It was unclear if the wounded soldiers were guarding the cathedral or were part of an advance team for the visit of the president scheduled for the following day. Minda News reported they were part of the security apparatus assigned to the cathedral during the Christmas season, while another news outlet quoted a Western Mindanao Command spokesman as saying the grenade was aimed at a military vehicle of the Division Reconnaissance Company deployed in advance of President Rodrigo Duterte’s visit on Monday (Dec. 23).

Mindanao is one of five provinces that came under the Muslim rule of the Bangsamoro Autonomous Region in Muslim Mindanao (BARMM), confirmed in a Jan. 21 referendum. The BARMM was formed from a peace deal with the rebel Moro Islamic Liberation Front, but the BIFF and Islamic extremist Abu Sayyaf rebels were excluded from the agreement.

While the military suspected the BIFF in the attacks, some speculated the assailants could have been other opponents of the BARMM. Whether one or the other, Duterte called the attackers terrorists.

While the peace agreement calls for the Moro Islamic Liberation Front (MILF) to take over administration of the BARMM, the Philippine government exercises full control over the police and military.

Islamic State-affiliated terrorists were blamed for twin suicide bombings at Our Lady of Mt. Carmel Cathedral in Jolo, Sulu Province on Jan. 27, which killed at least 22 people and wounded more than 100. Jolo is a small island off the coast of Mindanao.

Members of Abu Sayyaf, which claims allegiance to Islamic State, reportedly aided the Jan. 27 attack and turned themselves into authorities. Interior Secretary Eduardo Año stated on Feb. 1 that Islamic State-affiliated terrorists were responsible for the twin suicide bombings.

Islamic State representatives took responsibility for the bombings in online postings shortly after the explosions, one inside the cathedral on Jolo, and another about 12 to 15 seconds later outside the doorway. Año said two Indonesian suicide bombers, one who went by the nom de guerre Abu Hud and his wife (unnamed), were guided by local rebels from Abu Sayyaf.

Abu Sayyaf had rejected the peace deal that created the BARMM as it preferred the region belong to a broader southeast Asian caliphate.

Sunday’s violence follows a bomb attack on a shopping mall in Cotabato earlier this month that killed two people and wounded 35 others, also attributed to Islamic State-affiliated terrorists.
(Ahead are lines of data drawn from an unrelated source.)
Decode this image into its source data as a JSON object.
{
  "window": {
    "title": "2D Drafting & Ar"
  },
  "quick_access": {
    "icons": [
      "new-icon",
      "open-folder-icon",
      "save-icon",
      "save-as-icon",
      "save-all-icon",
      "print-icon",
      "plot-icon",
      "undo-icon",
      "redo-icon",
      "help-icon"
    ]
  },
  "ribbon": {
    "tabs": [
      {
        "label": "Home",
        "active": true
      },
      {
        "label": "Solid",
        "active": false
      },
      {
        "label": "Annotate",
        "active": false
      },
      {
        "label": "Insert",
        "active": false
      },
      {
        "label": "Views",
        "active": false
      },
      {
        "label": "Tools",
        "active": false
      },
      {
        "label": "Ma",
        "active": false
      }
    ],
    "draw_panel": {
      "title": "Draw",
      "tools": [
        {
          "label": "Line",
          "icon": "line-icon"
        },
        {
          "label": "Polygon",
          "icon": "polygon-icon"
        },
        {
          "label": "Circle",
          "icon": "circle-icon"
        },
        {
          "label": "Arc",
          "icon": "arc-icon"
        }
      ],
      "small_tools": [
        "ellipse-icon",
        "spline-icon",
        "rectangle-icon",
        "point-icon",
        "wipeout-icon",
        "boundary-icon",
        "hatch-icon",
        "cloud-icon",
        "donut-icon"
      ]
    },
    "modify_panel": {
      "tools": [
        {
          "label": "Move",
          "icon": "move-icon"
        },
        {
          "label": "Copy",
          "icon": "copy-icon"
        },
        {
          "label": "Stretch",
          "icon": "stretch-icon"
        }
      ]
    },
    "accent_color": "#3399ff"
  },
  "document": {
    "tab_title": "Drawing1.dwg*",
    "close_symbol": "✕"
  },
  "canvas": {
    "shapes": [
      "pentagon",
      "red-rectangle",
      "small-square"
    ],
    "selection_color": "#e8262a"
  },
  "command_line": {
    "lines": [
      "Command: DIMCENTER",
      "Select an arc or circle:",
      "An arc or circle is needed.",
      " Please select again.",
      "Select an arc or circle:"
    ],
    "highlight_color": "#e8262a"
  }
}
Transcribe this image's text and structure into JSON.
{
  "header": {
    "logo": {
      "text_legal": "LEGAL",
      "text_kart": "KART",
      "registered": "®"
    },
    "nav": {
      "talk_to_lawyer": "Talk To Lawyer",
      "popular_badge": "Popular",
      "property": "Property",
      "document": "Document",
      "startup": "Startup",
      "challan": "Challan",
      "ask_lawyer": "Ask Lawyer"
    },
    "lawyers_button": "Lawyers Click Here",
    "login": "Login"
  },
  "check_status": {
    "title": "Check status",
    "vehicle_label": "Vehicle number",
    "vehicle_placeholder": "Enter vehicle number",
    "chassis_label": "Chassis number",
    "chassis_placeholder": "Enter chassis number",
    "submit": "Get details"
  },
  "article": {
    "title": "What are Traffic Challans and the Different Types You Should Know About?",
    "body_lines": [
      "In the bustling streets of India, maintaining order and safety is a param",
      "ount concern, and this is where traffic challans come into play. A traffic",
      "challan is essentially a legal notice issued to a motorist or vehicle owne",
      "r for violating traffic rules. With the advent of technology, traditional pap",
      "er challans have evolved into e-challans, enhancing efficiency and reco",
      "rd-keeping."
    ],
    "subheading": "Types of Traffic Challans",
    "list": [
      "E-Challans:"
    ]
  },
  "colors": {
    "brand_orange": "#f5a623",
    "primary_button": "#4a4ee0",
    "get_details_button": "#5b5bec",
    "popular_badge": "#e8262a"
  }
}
According to the government’s peace deal with the rebels, 2019 is a period of transitioning from the Autonomous Region of Muslim Mindanao (ARMM) to the new BARMM (adding “Bangsamoro,” or “Nation of Moros,” moros being a colloquial term for Muslims) government.

Under the agreement, MILF rebels were to surrender their estimated 50,000 weapons to the government.